Das Frankfurter Ökohaus feiert heute sein 25-jähriges Bestehen. Das Gebäude ist ein Unikum.

Von Simon Berninger

„Wie im Palmengarten“, hört Gerd Heinemann die Besucher im Frankfurter „Ökohaus Arche“ mitunter sagen, wenn sie zum ersten Mal den kurzen Brückensteg über dem Karpfenteich passiert und das gläserne Treppenhaus voller Pflanzen erreicht haben. Der Geschäftsführer der Kühl KG, Eigentümerin des Ökohauses, gehört – wie drei der Kois – zu den Urgesteinen des schillernden Gebäudes am Westbahnhof.

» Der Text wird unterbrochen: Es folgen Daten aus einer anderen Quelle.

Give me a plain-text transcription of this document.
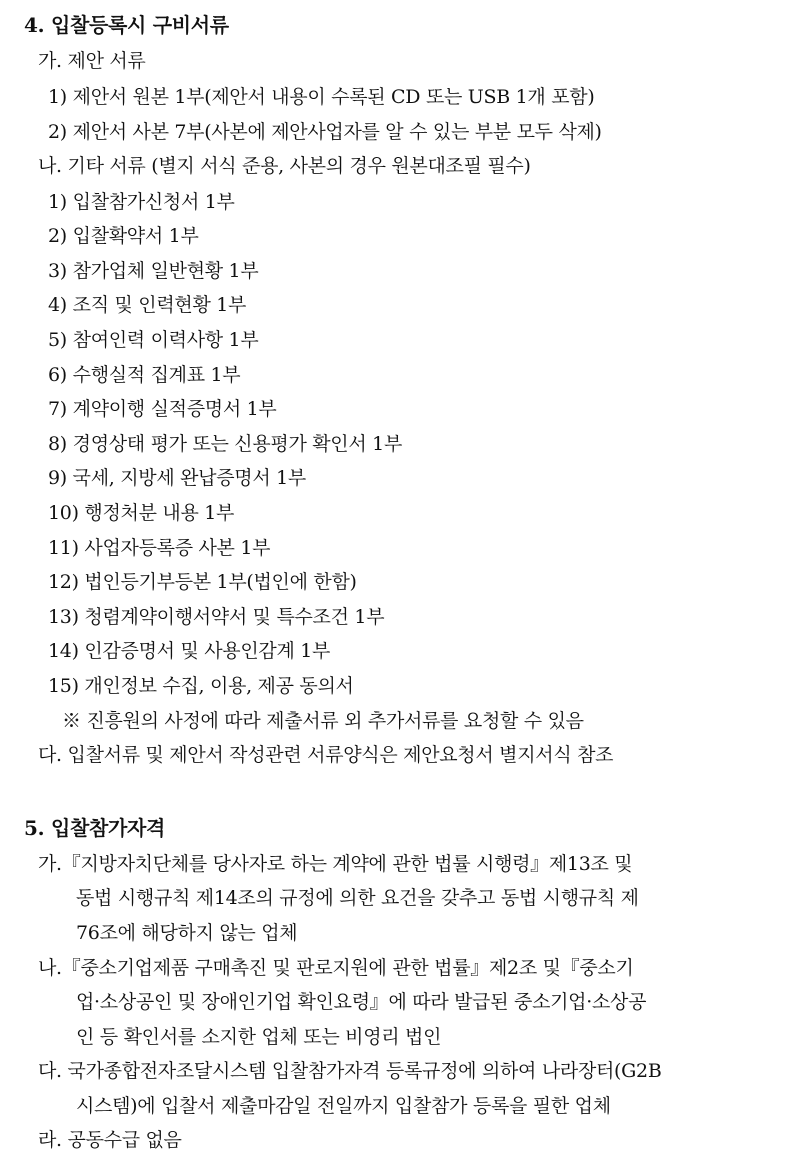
4. 입찰등록시 구비서류
가. 제안 서류
1) 제안서 원본 1부(제안서 내용이 수록된 CD 또는 USB 1개 포함)
2) 제안서 사본 7부(사본에 제안사업자를 알 수 있는 부분 모두 삭제)
나. 기타 서류 (별지 서식 준용, 사본의 경우 원본대조필 필수)
1) 입찰참가신청서 1부
2) 입찰확약서 1부
3) 참가업체 일반현황 1부
4) 조직 및 인력현황 1부
5) 참여인력 이력사항 1부
6) 수행실적 집계표 1부
7) 계약이행 실적증명서 1부
8) 경영상태 평가 또는 신용평가 확인서 1부
9) 국세, 지방세 완납증명서 1부
10) 행정처분 내용 1부
11) 사업자등록증 사본 1부
12) 법인등기부등본 1부(법인에 한함)
13) 청렴계약이행서약서 및 특수조건 1부
14) 인감증명서 및 사용인감계 1부
15) 개인정보 수집, 이용, 제공 동의서
※ 진흥원의 사정에 따라 제출서류 외 추가서류를 요청할 수 있음
다. 입찰서류 및 제안서 작성관련 서류양식은 제안요청서 별지서식 참조
5. 입찰참가자격
가.『지방자치단체를 당사자로 하는 계약에 관한 법률 시행령』제13조 및
동법 시행규칙 제14조의 규정에 의한 요건을 갖추고 동법 시행규칙 제
76조에 해당하지 않는 업체
나.『중소기업제품 구매촉진 및 판로지원에 관한 법률』제2조 및『중소기
업·소상공인 및 장애인기업 확인요령』에 따라 발급된 중소기업·소상공
인 등 확인서를 소지한 업체 또는 비영리 법인
다. 국가종합전자조달시스템 입찰참가자격 등록규정에 의하여 나라장터(G2B
시스템)에 입찰서 제출마감일 전일까지 입찰참가 등록을 필한 업체
라. 공동수급 없음
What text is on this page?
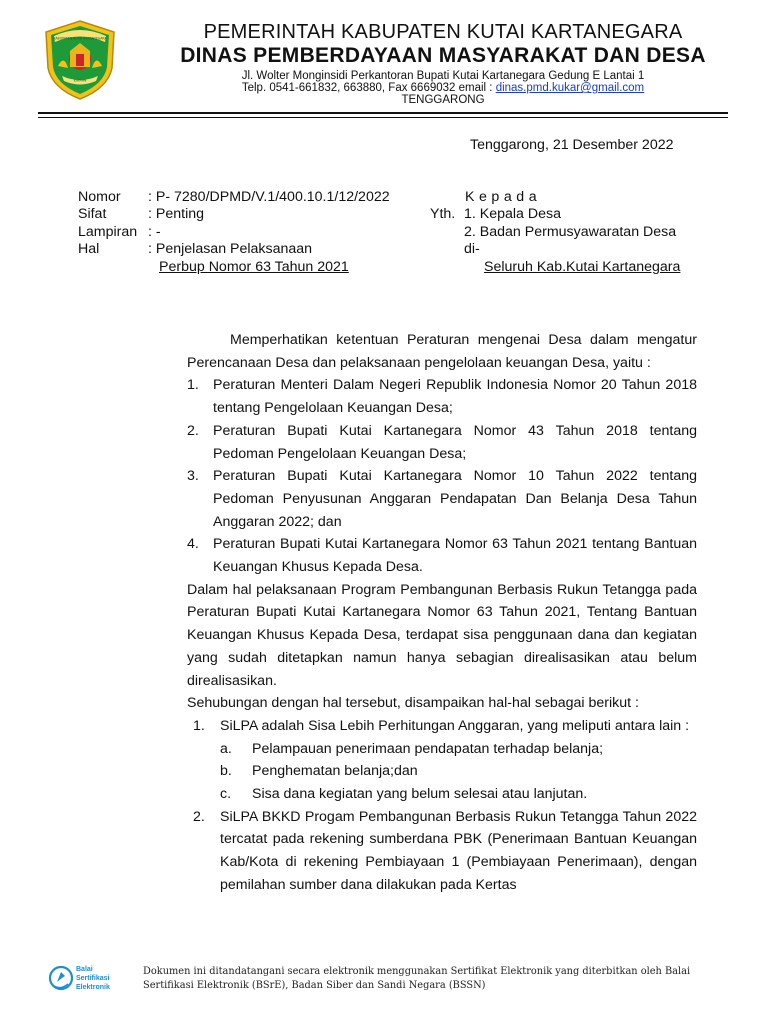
KABUPATEN KUTAI KARTANEGARA
IDAMAN
PEMERINTAH KABUPATEN KUTAI KARTANEGARA
DINAS PEMBERDAYAAN MASYARAKAT DAN DESA
Jl. Wolter Monginsidi Perkantoran Bupati Kutai Kartanegara Gedung E Lantai 1
Telp. 0541-661832, 663880, Fax 6669032 email : dinas.pmd.kukar@gmail.com
TENGGARONG
Tenggarong, 21 Desember 2022
Nomor : P- 7280/DPMD/V.1/400.10.1/12/2022
Sifat	: Penting
Lampiran : -
Hal	: Penjelasan Pelaksanaan
Perbup Nomor 63 Tahun 2021
K e p a d a
Yth. 1. Kepala Desa
2. Badan Permusyawaratan Desa
di-
Seluruh Kab.Kutai Kartanegara
Memperhatikan ketentuan Peraturan mengenai Desa dalam mengatur Perencanaan Desa dan pelaksanaan pengelolaan keuangan Desa, yaitu :
1. Peraturan Menteri Dalam Negeri Republik Indonesia Nomor 20 Tahun 2018 tentang Pengelolaan Keuangan Desa;
2. Peraturan Bupati Kutai Kartanegara Nomor 43 Tahun 2018 tentang Pedoman Pengelolaan Keuangan Desa;
3. Peraturan Bupati Kutai Kartanegara Nomor 10 Tahun 2022 tentang Pedoman Penyusunan Anggaran Pendapatan Dan Belanja Desa Tahun Anggaran 2022; dan
4. Peraturan Bupati Kutai Kartanegara Nomor 63 Tahun 2021 tentang Bantuan Keuangan Khusus Kepada Desa.
Dalam hal pelaksanaan Program Pembangunan Berbasis Rukun Tetangga pada Peraturan Bupati Kutai Kartanegara Nomor 63 Tahun 2021, Tentang Bantuan Keuangan Khusus Kepada Desa, terdapat sisa penggunaan dana dan kegiatan yang sudah ditetapkan namun hanya sebagian direalisasikan atau belum direalisasikan.
Sehubungan dengan hal tersebut, disampaikan hal-hal sebagai berikut :
1. SiLPA adalah Sisa Lebih Perhitungan Anggaran, yang meliputi antara lain :
a. Pelampauan penerimaan pendapatan terhadap belanja;
b. Penghematan belanja;dan
c. Sisa dana kegiatan yang belum selesai atau lanjutan.
2. SiLPA BKKD Progam Pembangunan Berbasis Rukun Tetangga Tahun 2022 tercatat pada rekening sumberdana PBK (Penerimaan Bantuan Keuangan Kab/Kota di rekening Pembiayaan 1 (Pembiayaan Penerimaan), dengan pemilahan sumber dana dilakukan pada Kertas
Balai
Sertifikasi
Elektronik
Dokumen ini ditandatangani secara elektronik menggunakan Sertifikat Elektronik yang diterbitkan oleh Balai Sertifikasi Elektronik (BSrE), Badan Siber dan Sandi Negara (BSSN)
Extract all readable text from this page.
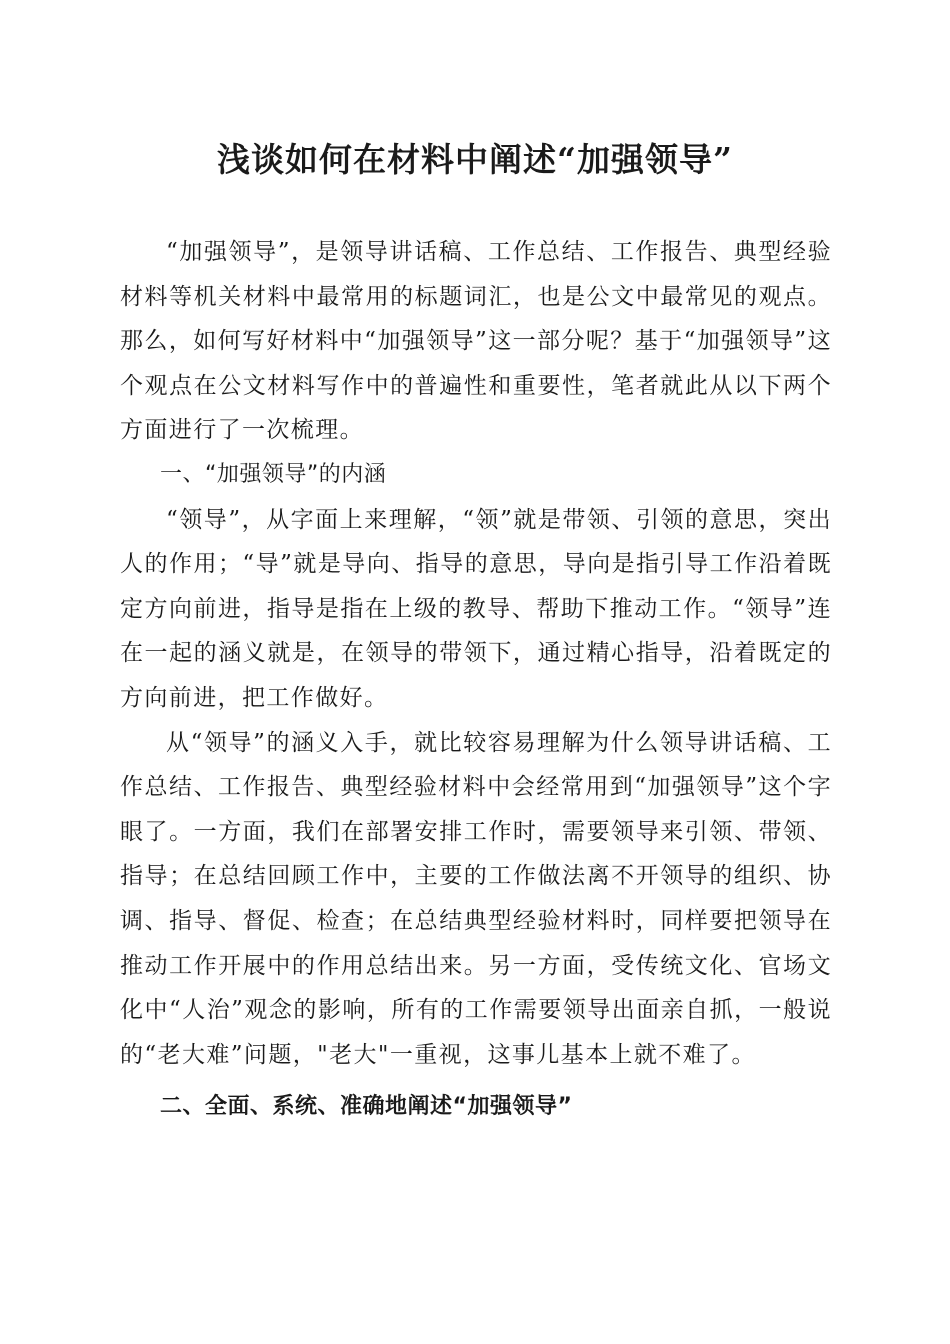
浅谈如何在材料中阐述“加强领导”

“加强领导”，是领导讲话稿、工作总结、工作报告、典型经验材料等机关材料中最常用的标题词汇，也是公文中最常见的观点。那么，如何写好材料中“加强领导”这一部分呢？基于“加强领导”这个观点在公文材料写作中的普遍性和重要性，笔者就此从以下两个方面进行了一次梳理。

一、“加强领导”的内涵

“领导”，从字面上来理解，“领”就是带领、引领的意思，突出人的作用；“导”就是导向、指导的意思，导向是指引导工作沿着既定方向前进，指导是指在上级的教导、帮助下推动工作。“领导”连在一起的涵义就是，在领导的带领下，通过精心指导，沿着既定的方向前进，把工作做好。

从“领导”的涵义入手，就比较容易理解为什么领导讲话稿、工作总结、工作报告、典型经验材料中会经常用到“加强领导”这个字眼了。一方面，我们在部署安排工作时，需要领导来引领、带领、指导；在总结回顾工作中，主要的工作做法离不开领导的组织、协调、指导、督促、检查；在总结典型经验材料时，同样要把领导在推动工作开展中的作用总结出来。另一方面，受传统文化、官场文化中“人治”观念的影响，所有的工作需要领导出面亲自抓，一般说的“老大难”问题，"老大"一重视，这事儿基本上就不难了。

二、全面、系统、准确地阐述“加强领导”
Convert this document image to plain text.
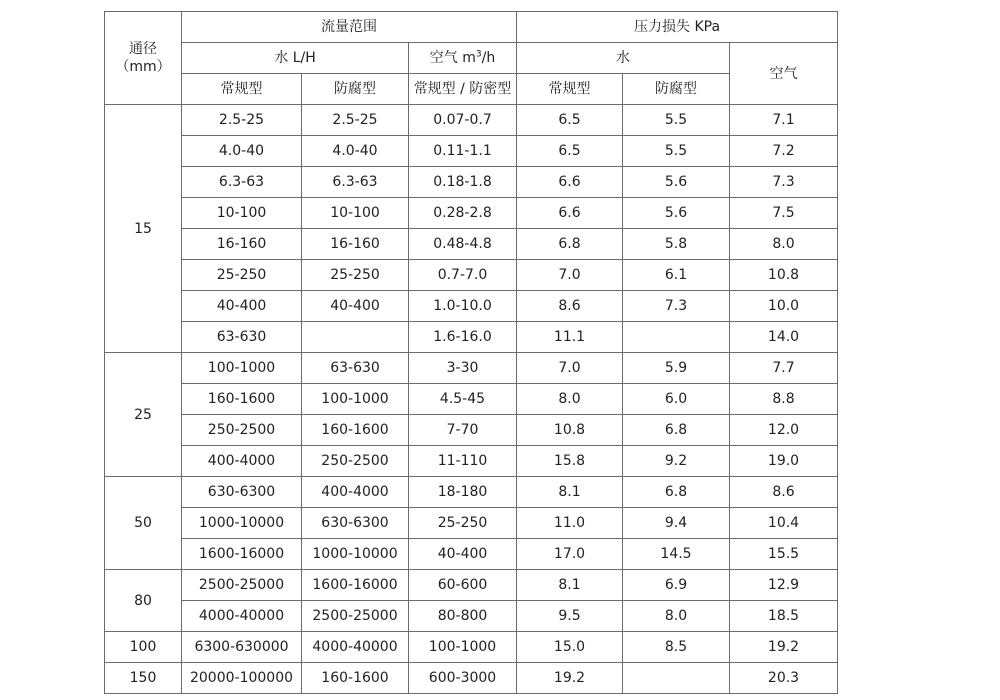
通径
（mm）	流量范围			压力损失 KPa		
	水 L/H		空气 $m^3/h$	水		空气
	常规型	防腐型	常规型 / 防密型	常规型	防腐型	
15	2.5-25	2.5-25	0.07-0.7	6.5	5.5	7.1
	4.0-40	4.0-40	0.11-1.1	6.5	5.5	7.2
	6.3-63	6.3-63	0.18-1.8	6.6	5.6	7.3
	10-100	10-100	0.28-2.8	6.6	5.6	7.5
	16-160	16-160	0.48-4.8	6.8	5.8	8.0
	25-250	25-250	0.7-7.0	7.0	6.1	10.8
	40-400	40-400	1.0-10.0	8.6	7.3	10.0
	63-630		1.6-16.0	11.1		14.0
25	100-1000	63-630	3-30	7.0	5.9	7.7
	160-1600	100-1000	4.5-45	8.0	6.0	8.8
	250-2500	160-1600	7-70	10.8	6.8	12.0
	400-4000	250-2500	11-110	15.8	9.2	19.0
50	630-6300	400-4000	18-180	8.1	6.8	8.6
	1000-10000	630-6300	25-250	11.0	9.4	10.4
	1600-16000	1000-10000	40-400	17.0	14.5	15.5
80	2500-25000	1600-16000	60-600	8.1	6.9	12.9
	4000-40000	2500-25000	80-800	9.5	8.0	18.5
100	6300-630000	4000-40000	100-1000	15.0	8.5	19.2
150	20000-100000	160-1600	600-3000	19.2		20.3
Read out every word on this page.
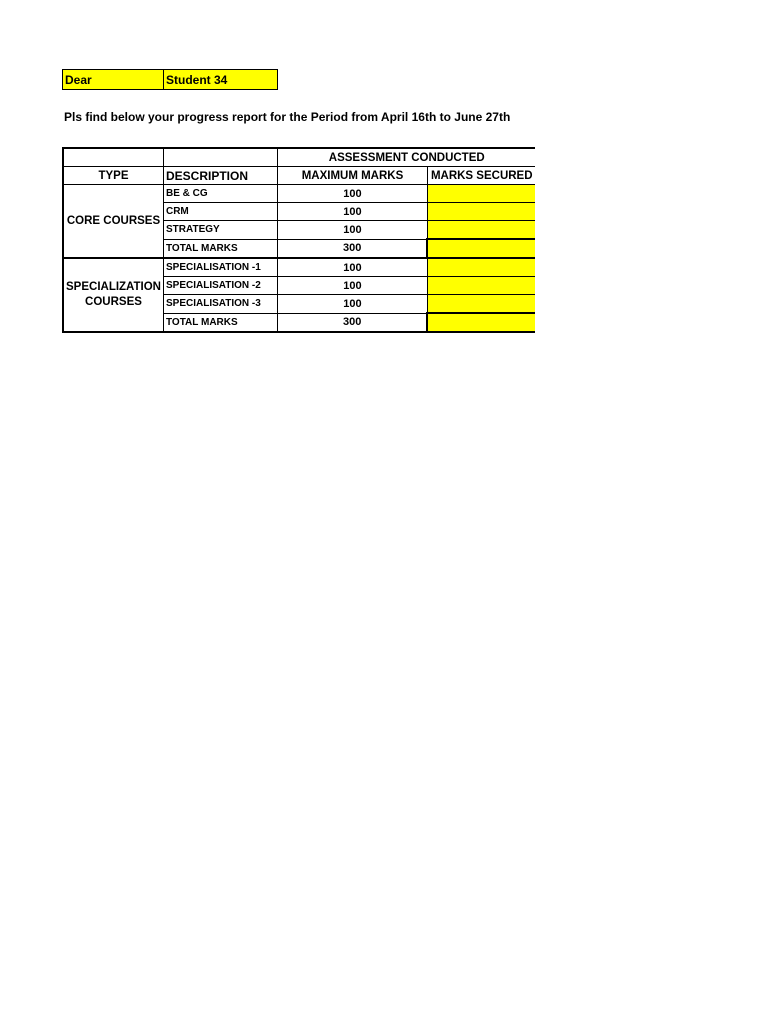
Dear	Student 34
Pls find below your progress report for the Period from April 16th to June 27th
		ASSESSMENT CONDUCTED	
TYPE	DESCRIPTION	MAXIMUM MARKS	MARKS SECURED
CORE COURSES	BE & CG	100	
	CRM	100	
	STRATEGY	100	
	TOTAL MARKS	300	
SPECIALIZATION COURSES	SPECIALISATION -1	100	
	SPECIALISATION -2	100	
	SPECIALISATION -3	100	
	TOTAL MARKS	300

Der Vergleich mit dem Palmengarten lässt den 70-Jährigen kalt, immerhin hat sich das Ökohaus nach 25 Jahren seines Bestehens als   eigene Lokalmarke etabliert. In Frankfurt suche das Ökohaus ohnehin schon deshalb seinesgleichen, weil sich hinter dem pflanzenbewachsenen Vorbau mit dem künstlich angelegten Bachlauf 40 Geschäftsparteien verbergen: unter anderem eine Reihe von Sozialvereinen, Rechtsanwälten oder Arztpraxen, die keinen regen Kaufhausbetrieb entstehen lässt. Selbst wer in das dazugehörige Lokal „Arche Nova“ möchte, das viele nur als „Restaurant im Ökohaus“ kennen, muss gar nicht erst ins eigentliche Ökohaus hinein.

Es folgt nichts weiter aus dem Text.